Enter the Mysterious .execute() and select()

After frantically scrolling Stack Overflow (as we all inevitably do), I discovered that async SQLAlchemy uses a completely different syntax:

1
2
3
4
5
6
from sqlalchemy import select
from sqlalchemy.ext.asyncio import AsyncSession

async def get_user(db: AsyncSession, email: str):
    result = await db.execute(select(User).where(User.email == email))
    return result.scalars().first()

“Wait, hold up,” I thought, staring blankly at the .scalars().first() part. “Why does fetching a single record suddenly involve two seemingly cryptic steps?”

This felt unnecessarily complex. I mean, what’s wrong with good old .query().first()?

Database Dependencies: The Forgotten Piece

I then realized that my FastAPI dependencies also needed to change. The synchronous session provider:

1
2
3
4
5
6
def get_db():
    db = SessionLocal()
    try:
        yield db
    finally:
        db.close()

Had to become:

1
2
3
async def get_async_db():
    async with async_session() as session:
        yield session

This is not just syntax - it’s a fundamentally different approach to session management!

Unpacking My Misunderstandings: What’s .scalars() Anyway?

Initially, I thought .scalars() might be some fancy async collector that waits for the stream to finish and then magically spits out objects.
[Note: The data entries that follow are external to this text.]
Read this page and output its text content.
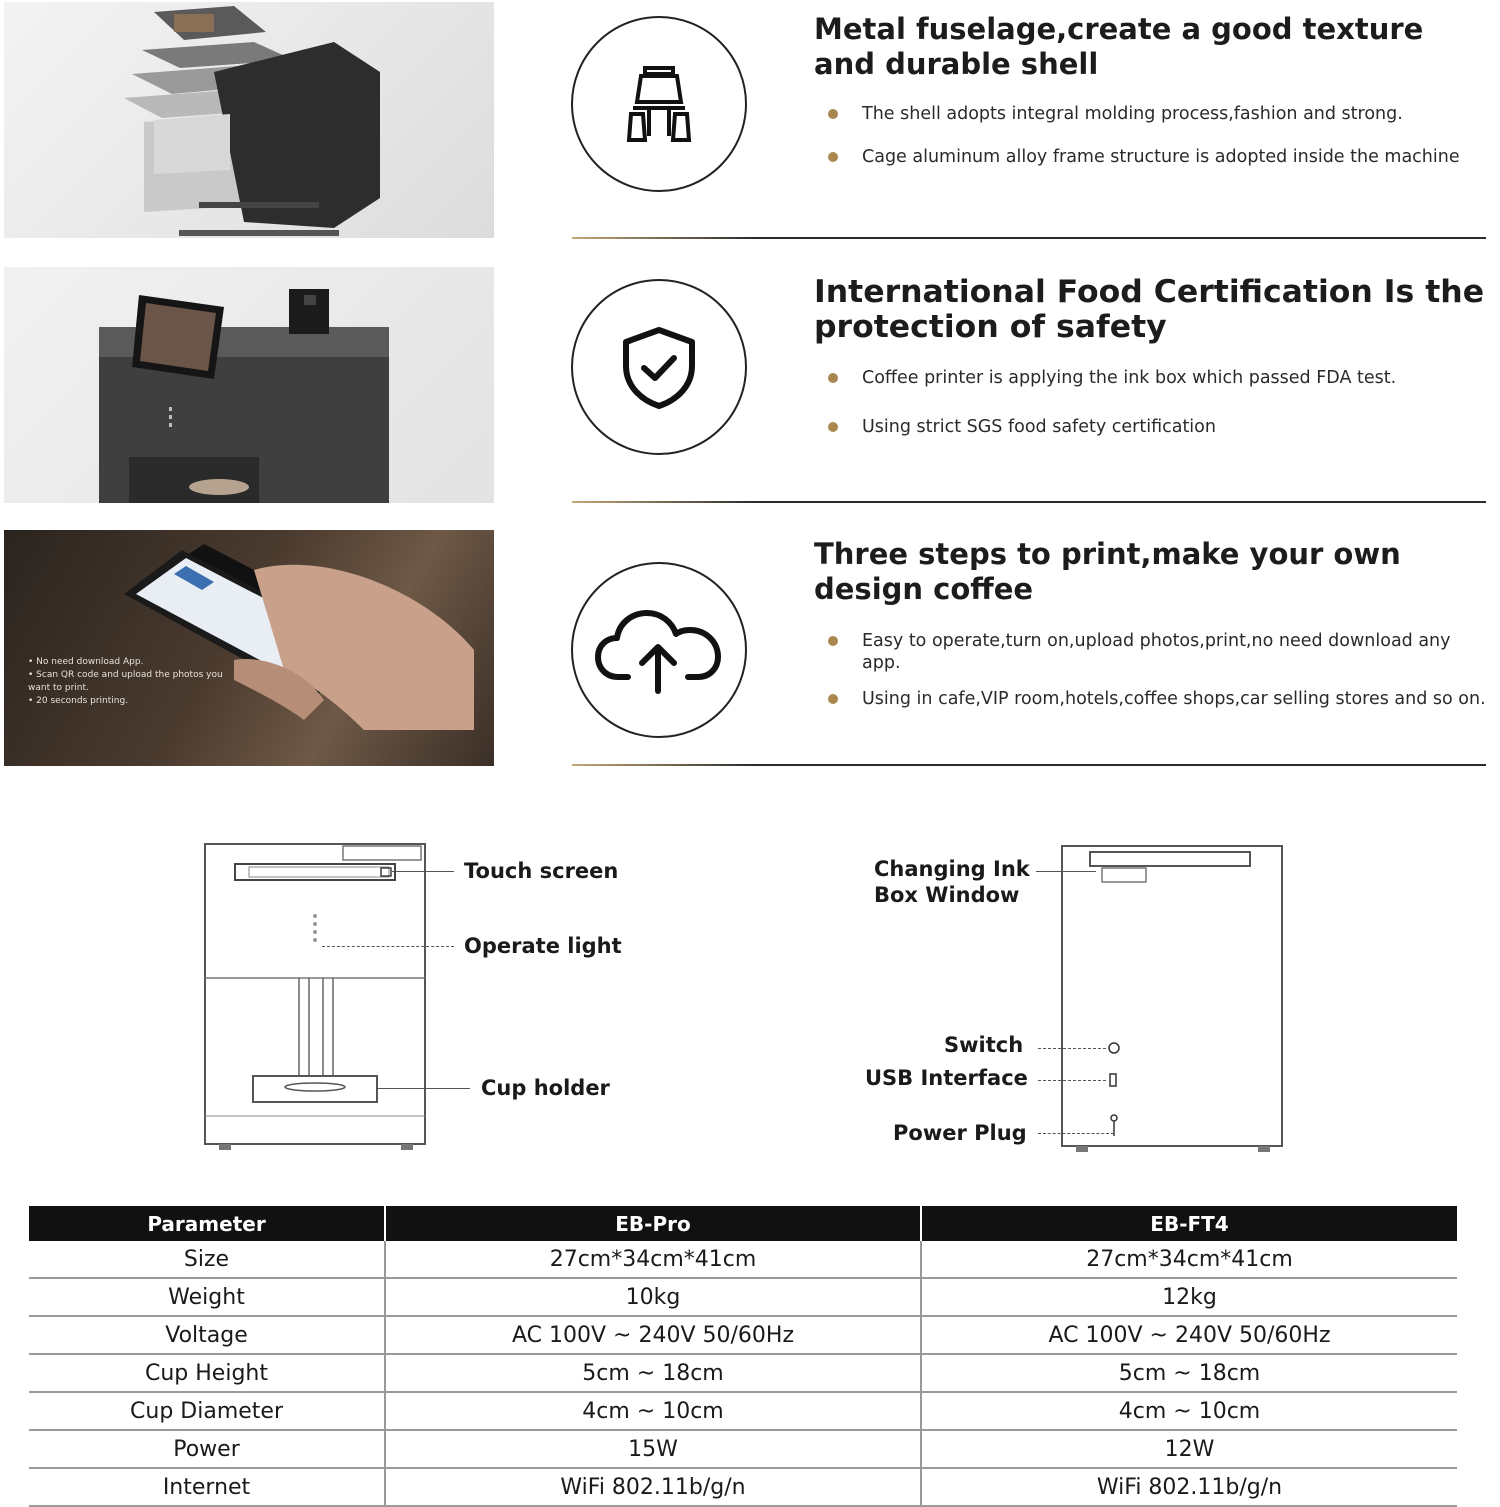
Metal fuselage,create a good texture and durable shell
The shell adopts integral molding process,fashion and strong.
Cage aluminum alloy frame structure is adopted inside the machine
International Food Certification Is the protection of safety
Coffee printer is applying the ink box which passed FDA test.
Using strict SGS food safety certification
• No need download App.
• Scan QR code and upload the photos you want to print.
• 20 seconds printing.
Three steps to print,make your own design coffee
Easy to operate,turn on,upload photos,print,no need download any app.
Using in cafe,VIP room,hotels,coffee shops,car selling stores and so on.
Touch screen
Operate light
Cup holder
Changing Ink Box Window
Switch
USB Interface
Power Plug
Parameter	EB-Pro	EB-FT4
Size	27cm*34cm*41cm	27cm*34cm*41cm
Weight	10kg	12kg
Voltage	AC 100V ~ 240V 50/60Hz	AC 100V ~ 240V 50/60Hz
Cup Height	5cm ~ 18cm	5cm ~ 18cm
Cup Diameter	4cm ~ 10cm	4cm ~ 10cm
Power	15W	12W
Internet	WiFi 802.11b/g/n	WiFi 802.11b/g/n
But after digging deeper, it turns out that .execute() returns something called a Result object, basically a table-like structure, even if your query returns just one column.

Let me break it down with an analogy that finally made it click for me:

Imagine a SQLAlchemy query as ordering food:

Sync SQLAlchemy (the old way):

1
pizza = restaurant.order(Pizza).with_topping('pepperoni').make()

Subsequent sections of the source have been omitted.